Self Defending Database presented at Hacktivity 2012

by Alexander Kornbrust,

Tags: Security

Summary : Many attackers on the internet are using automated SQL injection tools like Havij, Pangolin or SQLmap to extract data from databases. After finding the initial SQL Injection vulnerability it often takes only a few minutes before the attacker downloads data from the database.
Several high profile incidents (e.g. Sony Playstation Network) were done via SQL Injection from vulnerable web applications and have been avoided if a downtime instead of data theft is acceptable for the management.
Most organizations are unable to react in a timely manner (less than 10 minutes). Administrators or managers on duty do not have the knowledge or permission to decide if a database should be shut down or not.

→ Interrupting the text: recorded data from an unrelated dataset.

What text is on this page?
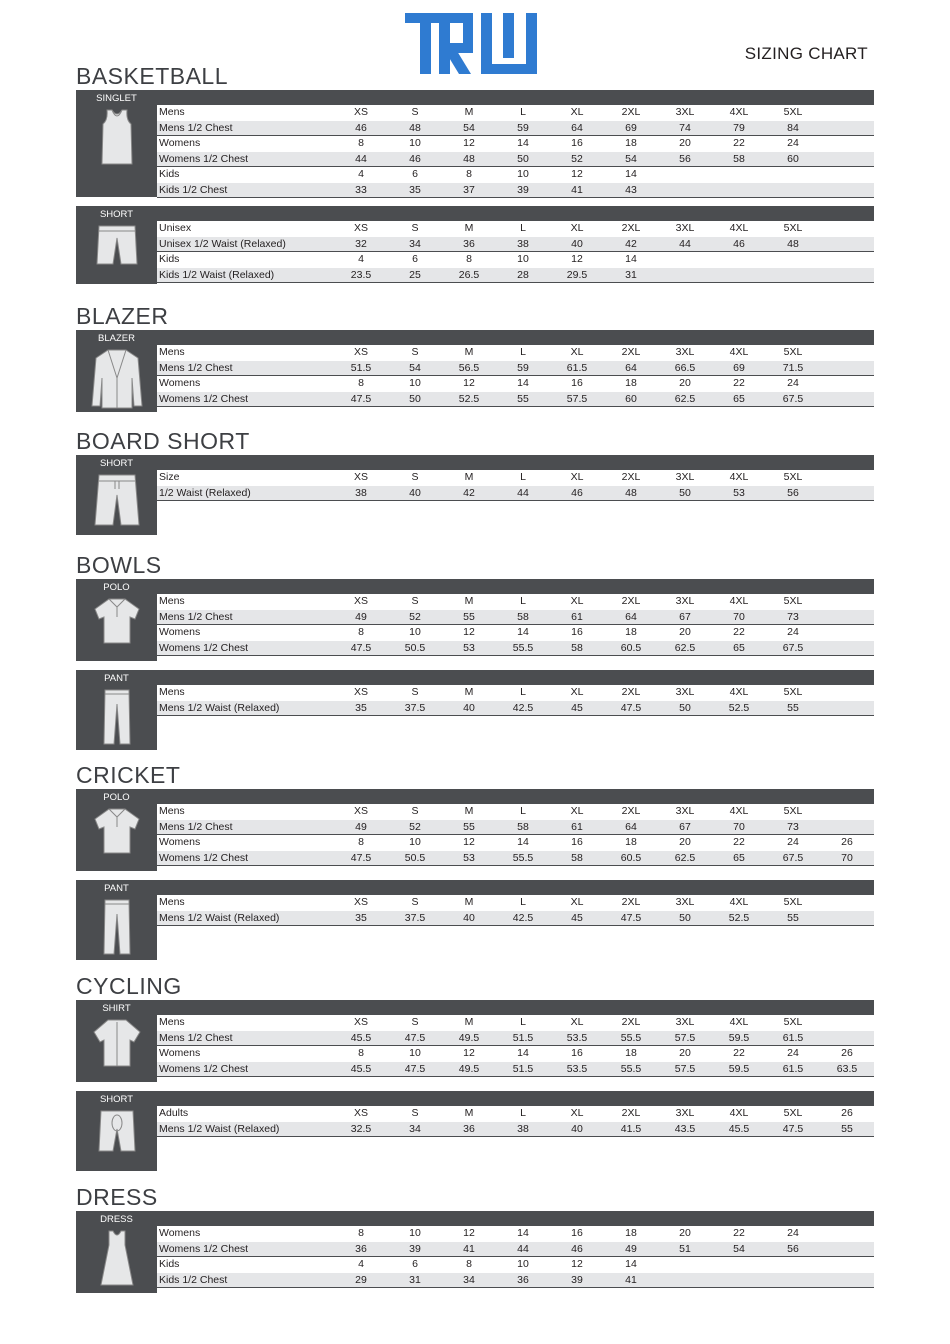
SIZING CHART
BASKETBALL
SINGLET
Mens	XS	S	M	L	XL	2XL	3XL	4XL	5XL
Mens 1/2 Chest	46	48	54	59	64	69	74	79	84
Womens	8	10	12	14	16	18	20	22	24
Womens 1/2 Chest	44	46	48	50	52	54	56	58	60
Kids	4	6	8	10	12	14
Kids 1/2 Chest	33	35	37	39	41	43
SHORT
Unisex	XS	S	M	L	XL	2XL	3XL	4XL	5XL
Unisex 1/2 Waist (Relaxed)	32	34	36	38	40	42	44	46	48
Kids	4	6	8	10	12	14
Kids 1/2 Waist (Relaxed)	23.5	25	26.5	28	29.5	31
BLAZER
BLAZER
Mens	XS	S	M	L	XL	2XL	3XL	4XL	5XL
Mens 1/2 Chest	51.5	54	56.5	59	61.5	64	66.5	69	71.5
Womens	8	10	12	14	16	18	20	22	24
Womens 1/2 Chest	47.5	50	52.5	55	57.5	60	62.5	65	67.5
BOARD SHORT
SHORT
Size	XS	S	M	L	XL	2XL	3XL	4XL	5XL
1/2 Waist (Relaxed)	38	40	42	44	46	48	50	53	56
BOWLS
POLO
Mens	XS	S	M	L	XL	2XL	3XL	4XL	5XL
Mens 1/2 Chest	49	52	55	58	61	64	67	70	73
Womens	8	10	12	14	16	18	20	22	24
Womens 1/2 Chest	47.5	50.5	53	55.5	58	60.5	62.5	65	67.5
PANT
Mens	XS	S	M	L	XL	2XL	3XL	4XL	5XL
Mens 1/2 Waist (Relaxed)	35	37.5	40	42.5	45	47.5	50	52.5	55
CRICKET
POLO
Mens	XS	S	M	L	XL	2XL	3XL	4XL	5XL
Mens 1/2 Chest	49	52	55	58	61	64	67	70	73
Womens	8	10	12	14	16	18	20	22	24	26
Womens 1/2 Chest	47.5	50.5	53	55.5	58	60.5	62.5	65	67.5	70
PANT
Mens	XS	S	M	L	XL	2XL	3XL	4XL	5XL
Mens 1/2 Waist (Relaxed)	35	37.5	40	42.5	45	47.5	50	52.5	55
CYCLING
SHIRT
Mens	XS	S	M	L	XL	2XL	3XL	4XL	5XL
Mens 1/2 Chest	45.5	47.5	49.5	51.5	53.5	55.5	57.5	59.5	61.5
Womens	8	10	12	14	16	18	20	22	24	26
Womens 1/2 Chest	45.5	47.5	49.5	51.5	53.5	55.5	57.5	59.5	61.5	63.5
SHORT
Adults	XS	S	M	L	XL	2XL	3XL	4XL	5XL	26
Mens 1/2 Waist (Relaxed)	32.5	34	36	38	40	41.5	43.5	45.5	47.5	55
DRESS
DRESS
Womens	8	10	12	14	16	18	20	22	24
Womens 1/2 Chest	36	39	41	44	46	49	51	54	56
Kids	4	6	8	10	12	14
Kids 1/2 Chest	29	31	34	36	39	41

If they get the permission from the management the data is already gone and abused
or probably published on the web.
The following talk describes how to implement a selfdefending database which automatically protects against these kiund of automated SQL Injection attacks. By using built-in functionality of Oracle and MSSQL the database itself can detect SQl Injection attacks and react by killing sessions or stopping the entire database.
Additionally we will show how to identify the usage of SQL Injection tools against application server inside the database by monitoring SQL statements which are currently executed. This allows you to find out if bad guys are checking your application with these kind of tools (even if not successful).